Lying asleep walking

Last night I met my father

Who seemed pleased to see me.

He wanted to speak.

                
                      WS Graham

 

1

 

Dad, what are you doing with the machine?

You should have no need of it now you’re dead.

This is my son you never met, connected

This side of the rust. What force of dream

Allows the three of us to push a machine up a hill?

No. It is only to the base of the hill we need to go.

My brother goes ahead, ill-endowed with purpose,

As you stop us with a nerved hand, cubed with gold.

Why are we standing here, the three of us,

You fourteen years dead & my son still a boy? 

Can you come back now? We’ve been waiting for you.

I told my son the story of you & the stale milk.

He’s happy I think, but there’s been a blank piece

For as long as you’ve been gone from this place.

It was Christmas day you climbed that tree

With a hipflask of vodka & a Holla to the wind.
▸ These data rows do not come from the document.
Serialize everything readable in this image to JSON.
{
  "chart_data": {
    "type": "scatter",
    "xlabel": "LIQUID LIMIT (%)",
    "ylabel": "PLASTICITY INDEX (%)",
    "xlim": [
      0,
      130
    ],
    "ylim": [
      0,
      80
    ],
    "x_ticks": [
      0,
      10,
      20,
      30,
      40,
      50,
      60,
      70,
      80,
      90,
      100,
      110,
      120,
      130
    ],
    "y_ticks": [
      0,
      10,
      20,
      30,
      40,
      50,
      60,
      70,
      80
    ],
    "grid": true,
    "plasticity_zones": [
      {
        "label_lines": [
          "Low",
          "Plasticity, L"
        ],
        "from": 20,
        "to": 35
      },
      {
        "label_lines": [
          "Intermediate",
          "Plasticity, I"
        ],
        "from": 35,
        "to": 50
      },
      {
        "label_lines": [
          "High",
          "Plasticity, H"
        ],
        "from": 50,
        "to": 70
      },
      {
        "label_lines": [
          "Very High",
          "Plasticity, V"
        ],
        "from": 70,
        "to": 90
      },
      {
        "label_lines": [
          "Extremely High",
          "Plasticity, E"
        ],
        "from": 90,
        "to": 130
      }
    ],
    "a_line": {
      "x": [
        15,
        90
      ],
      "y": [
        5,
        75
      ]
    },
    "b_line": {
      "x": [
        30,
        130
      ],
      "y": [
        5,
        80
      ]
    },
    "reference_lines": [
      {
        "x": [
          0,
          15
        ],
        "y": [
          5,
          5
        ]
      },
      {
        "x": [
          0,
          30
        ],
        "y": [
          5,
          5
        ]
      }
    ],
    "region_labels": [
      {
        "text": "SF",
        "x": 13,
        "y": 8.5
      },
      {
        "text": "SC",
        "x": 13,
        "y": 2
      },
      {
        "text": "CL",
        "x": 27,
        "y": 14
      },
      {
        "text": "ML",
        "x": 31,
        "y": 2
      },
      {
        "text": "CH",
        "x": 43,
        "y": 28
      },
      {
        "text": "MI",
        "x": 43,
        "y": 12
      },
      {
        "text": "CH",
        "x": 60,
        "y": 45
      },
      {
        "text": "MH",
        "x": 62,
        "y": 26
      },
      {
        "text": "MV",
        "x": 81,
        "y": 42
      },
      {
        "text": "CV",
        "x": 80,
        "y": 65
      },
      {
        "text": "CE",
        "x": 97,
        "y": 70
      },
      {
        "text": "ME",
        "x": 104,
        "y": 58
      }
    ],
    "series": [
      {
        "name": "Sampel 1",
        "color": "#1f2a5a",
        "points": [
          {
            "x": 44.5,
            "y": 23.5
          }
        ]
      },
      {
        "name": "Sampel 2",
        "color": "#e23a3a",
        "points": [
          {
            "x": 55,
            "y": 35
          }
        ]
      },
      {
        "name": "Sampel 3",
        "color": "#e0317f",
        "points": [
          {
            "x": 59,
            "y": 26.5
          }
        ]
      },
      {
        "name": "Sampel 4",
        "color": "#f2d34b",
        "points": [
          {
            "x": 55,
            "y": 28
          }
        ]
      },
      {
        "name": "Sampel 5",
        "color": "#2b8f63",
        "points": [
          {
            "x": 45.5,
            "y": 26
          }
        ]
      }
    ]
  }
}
What are we doing with this machine in any case?

As acid as sap the rust has ceased. 

It is stranger than blood that you had to meet

Your grandson across the picket fence of my sleep.

The three of us held on to the machine.

It didn’t lose purchase on the slope.

 

2

 

Dad, where are you taking the machine now?

Is this death when you keep the machine for yourself?

You’ve made us redundant in this landscape, bleatfast with snow.

We watch you attach the machine to a motorway

And punch a first from the window as you speed into orbital.

The machine you’ve taken gave us such purpose.

What are we supposed to do now?   

The keys are clenched in my son’s tight fist.